27 de dezembro de 2025
Manifestações recentes de ministros no plenário do Tribunal de Contas da União (TCU) têm suscitado atenção, especialmente aquelas que enaltecem o uso de determinações em detrimento de recomendações. Embora os comentários proferidos em sessão frequentemente não integrem os acórdãos, a ênfase em deliberações de caráter mandamental, notada em sessões plenárias de 2025, aponta uma tendência que merece análise.
Essa predileção contrasta com os preceitos da Resolução TCU nº 315/2020. A norma, resultado de um grupo de trabalho instituído em 2019 para propor ações de desburocratização, visava racionalizar o uso dos instrumentos deliberativos e ampliar sua eficácia, focando o acompanhamento nas deliberações mais relevantes. A resolução fixou critérios claros, conceituando a recomendação como um ato de “natureza colaborativa que apresenta ao destinatário oportunidades de melhoria”. Em contrapartida, a determinação foi descrita como uma deliberação de “natureza mandamental que impõe ao destinatário a adoção, em prazo fixado, de providências concretas”.
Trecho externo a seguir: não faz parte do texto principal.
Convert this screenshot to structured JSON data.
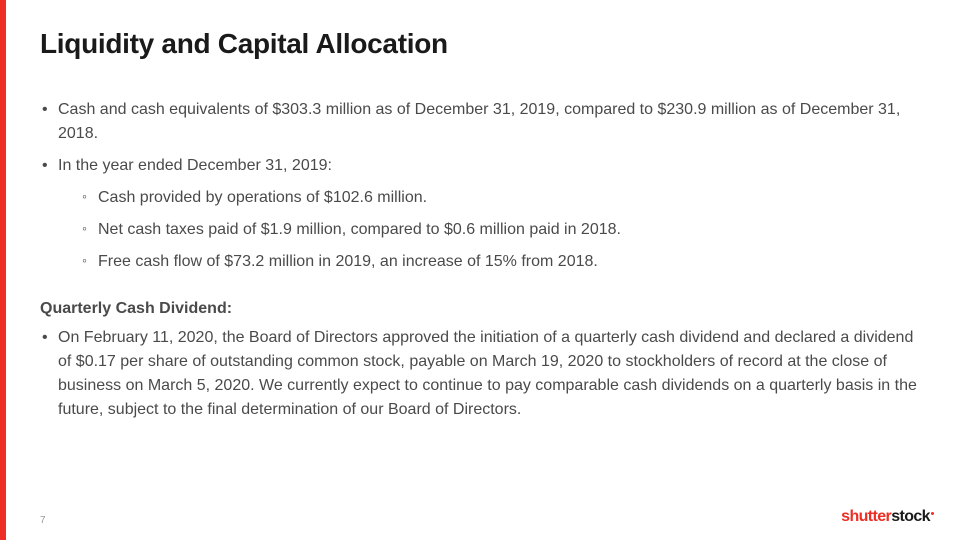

Contudo, essa clareza normativa parece ser flexibilizada em debates recentes. Nas sessões de 19 de novembro e 3 de dezembro de 2025, a Presidência do TCU solicitou ajustes em propostas. Na apreciação do TC 024.430/2024-2, referente ao mercado de apostas, foi sinalizado que recomendações seriam apenas “para inglês ver”, solicitando-se ao relator que expedisse uma “determinação ao Ministério da Fazenda, com todas as letras”.
No TC 007.857/2025-0, sobre a concessão de benefícios pelo AtesteMed, a Presidência fez um “apelo” pela conversão das recomendações em determinações, justificando que as primeiras deixariam “em aberto para o INSS fazer ou não fazer” e não poderiam ser monitoradas. Ao acatar a sugestão, o relator, ministro Jorge Oliveira, reconheceu o “peso simbólico da determinação” e seu “monitoramento mais específico”. Situação análoga ocorreu na análise do TC 008.979/2024-3, quando foi elogiada uma proposta que continha determinações, destacando-se a possibilidade de seu monitoramento.
Causa estranheza a percepção de que as recomendações não seriam monitoradas, visto que, por regra, seu atendimento é avaliado e a eventual desconsideração exige justificativa do jurisdicionado. Espera-se que a predileção por determinações seja reflexo das particularidades dos casos concretos, e não uma apologia a medidas impositivas. Para uma Corte que busca “colocar o cidadão no centro” e aprimorar soluções consensuais, seria contraditório preterir construções colaborativas. Caso se diagnostique a ineficácia das recomendações, a via adequada seria o aprimoramento desses instrumentos, e não o seu desincentivo.